Note that for the last "random walk", I increased the scale significantly over the other random walks so that it made the pattern more obvious.
Anonymous says:
The links for “phi” points to the image for “e”…
September 24, 2013 — 2:34 pm
David Wees says:
Fixed. Thanks!
September 24, 2013 — 4:12 pm
Nathan Clisby says:
Hi David,
Thanks for this!
You might be interested in the work of Fran Aragón Artacho and colleagues in producing walks using digits of pi, e etc., by converting them to base 4 and using the different digits to give the step direction. Apart from being beautiful, it is a powerful technique (I think) for visually identifying randomness in decimal (well, base 4) expansions.
Links:
http://walks.carma.newcastle.edu.au/index.html (main project page)
http://walks.carma.newcastle.edu.au/walks.html (images of walks)
http://walks.carma.newcastle.edu.au/publications.html (link to paper describing the main idea and its applications)
Cheers,
Nathan
September 24, 2013 — 11:57 pm
Carl Oliver says:
The image for 1/7th is surprising!
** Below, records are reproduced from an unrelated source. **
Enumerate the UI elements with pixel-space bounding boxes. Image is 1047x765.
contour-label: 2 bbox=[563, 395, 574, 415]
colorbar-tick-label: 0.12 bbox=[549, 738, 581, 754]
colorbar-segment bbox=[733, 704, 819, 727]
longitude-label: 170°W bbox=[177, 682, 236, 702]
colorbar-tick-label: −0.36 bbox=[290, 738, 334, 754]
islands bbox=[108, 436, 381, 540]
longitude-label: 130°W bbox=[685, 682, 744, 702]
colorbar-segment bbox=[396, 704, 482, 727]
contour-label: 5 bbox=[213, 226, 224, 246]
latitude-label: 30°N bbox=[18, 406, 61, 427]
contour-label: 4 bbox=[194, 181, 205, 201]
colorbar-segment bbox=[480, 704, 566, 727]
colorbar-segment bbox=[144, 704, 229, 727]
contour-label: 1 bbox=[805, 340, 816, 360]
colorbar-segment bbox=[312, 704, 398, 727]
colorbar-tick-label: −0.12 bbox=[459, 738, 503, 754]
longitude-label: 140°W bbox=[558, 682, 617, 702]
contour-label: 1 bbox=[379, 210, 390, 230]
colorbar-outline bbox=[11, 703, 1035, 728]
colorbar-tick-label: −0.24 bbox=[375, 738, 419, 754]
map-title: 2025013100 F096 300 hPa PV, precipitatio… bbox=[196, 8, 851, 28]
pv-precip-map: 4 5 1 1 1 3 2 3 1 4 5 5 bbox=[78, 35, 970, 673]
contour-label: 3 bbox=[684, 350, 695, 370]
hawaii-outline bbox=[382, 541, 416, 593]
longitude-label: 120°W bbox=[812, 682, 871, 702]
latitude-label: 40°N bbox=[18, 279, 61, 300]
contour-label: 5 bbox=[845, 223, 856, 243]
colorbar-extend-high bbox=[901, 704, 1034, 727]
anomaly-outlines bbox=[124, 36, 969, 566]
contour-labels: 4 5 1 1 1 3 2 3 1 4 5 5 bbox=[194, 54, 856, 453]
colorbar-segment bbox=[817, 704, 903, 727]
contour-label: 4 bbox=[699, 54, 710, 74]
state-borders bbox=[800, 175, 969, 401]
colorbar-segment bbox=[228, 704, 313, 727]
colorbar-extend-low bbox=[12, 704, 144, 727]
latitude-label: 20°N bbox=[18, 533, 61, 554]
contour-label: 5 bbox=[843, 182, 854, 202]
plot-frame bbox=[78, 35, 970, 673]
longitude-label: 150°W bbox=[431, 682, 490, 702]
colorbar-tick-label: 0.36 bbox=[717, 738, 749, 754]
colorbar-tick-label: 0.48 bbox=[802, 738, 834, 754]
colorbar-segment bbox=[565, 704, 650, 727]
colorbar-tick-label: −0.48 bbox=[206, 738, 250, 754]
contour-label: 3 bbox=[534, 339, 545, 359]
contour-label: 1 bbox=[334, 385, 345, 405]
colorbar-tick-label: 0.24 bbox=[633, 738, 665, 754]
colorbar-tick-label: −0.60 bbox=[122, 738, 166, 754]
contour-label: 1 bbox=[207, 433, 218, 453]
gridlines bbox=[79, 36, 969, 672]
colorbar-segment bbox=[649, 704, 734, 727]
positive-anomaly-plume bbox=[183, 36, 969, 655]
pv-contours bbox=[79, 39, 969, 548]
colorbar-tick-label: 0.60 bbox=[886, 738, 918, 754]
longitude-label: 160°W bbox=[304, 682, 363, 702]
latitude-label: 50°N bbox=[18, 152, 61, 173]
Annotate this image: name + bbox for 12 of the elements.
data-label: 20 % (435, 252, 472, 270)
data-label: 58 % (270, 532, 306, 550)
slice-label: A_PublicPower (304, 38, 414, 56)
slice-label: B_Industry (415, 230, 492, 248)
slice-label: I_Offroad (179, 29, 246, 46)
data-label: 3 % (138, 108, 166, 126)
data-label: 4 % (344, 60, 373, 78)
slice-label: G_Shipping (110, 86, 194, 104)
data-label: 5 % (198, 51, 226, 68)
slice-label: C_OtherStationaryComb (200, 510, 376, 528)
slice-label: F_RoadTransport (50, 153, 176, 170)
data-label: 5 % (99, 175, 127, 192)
It looks like the spiral pieces that Christopher Danielson makes. Did you try it with any other fractions that have a longer repeating cycle?
March 15, 2017 — 10:53 am
David Wees says:
Hi Carl,
I don’t remember actually. I do remember choosing 1/7 because the cycle was more likely to be visible. It would be interesting to use something like 123456789/9999999999.
Actually, in the long run it would be nice to be able to allow the user to just enter in a number instead of me needing to hard-code in the numbers.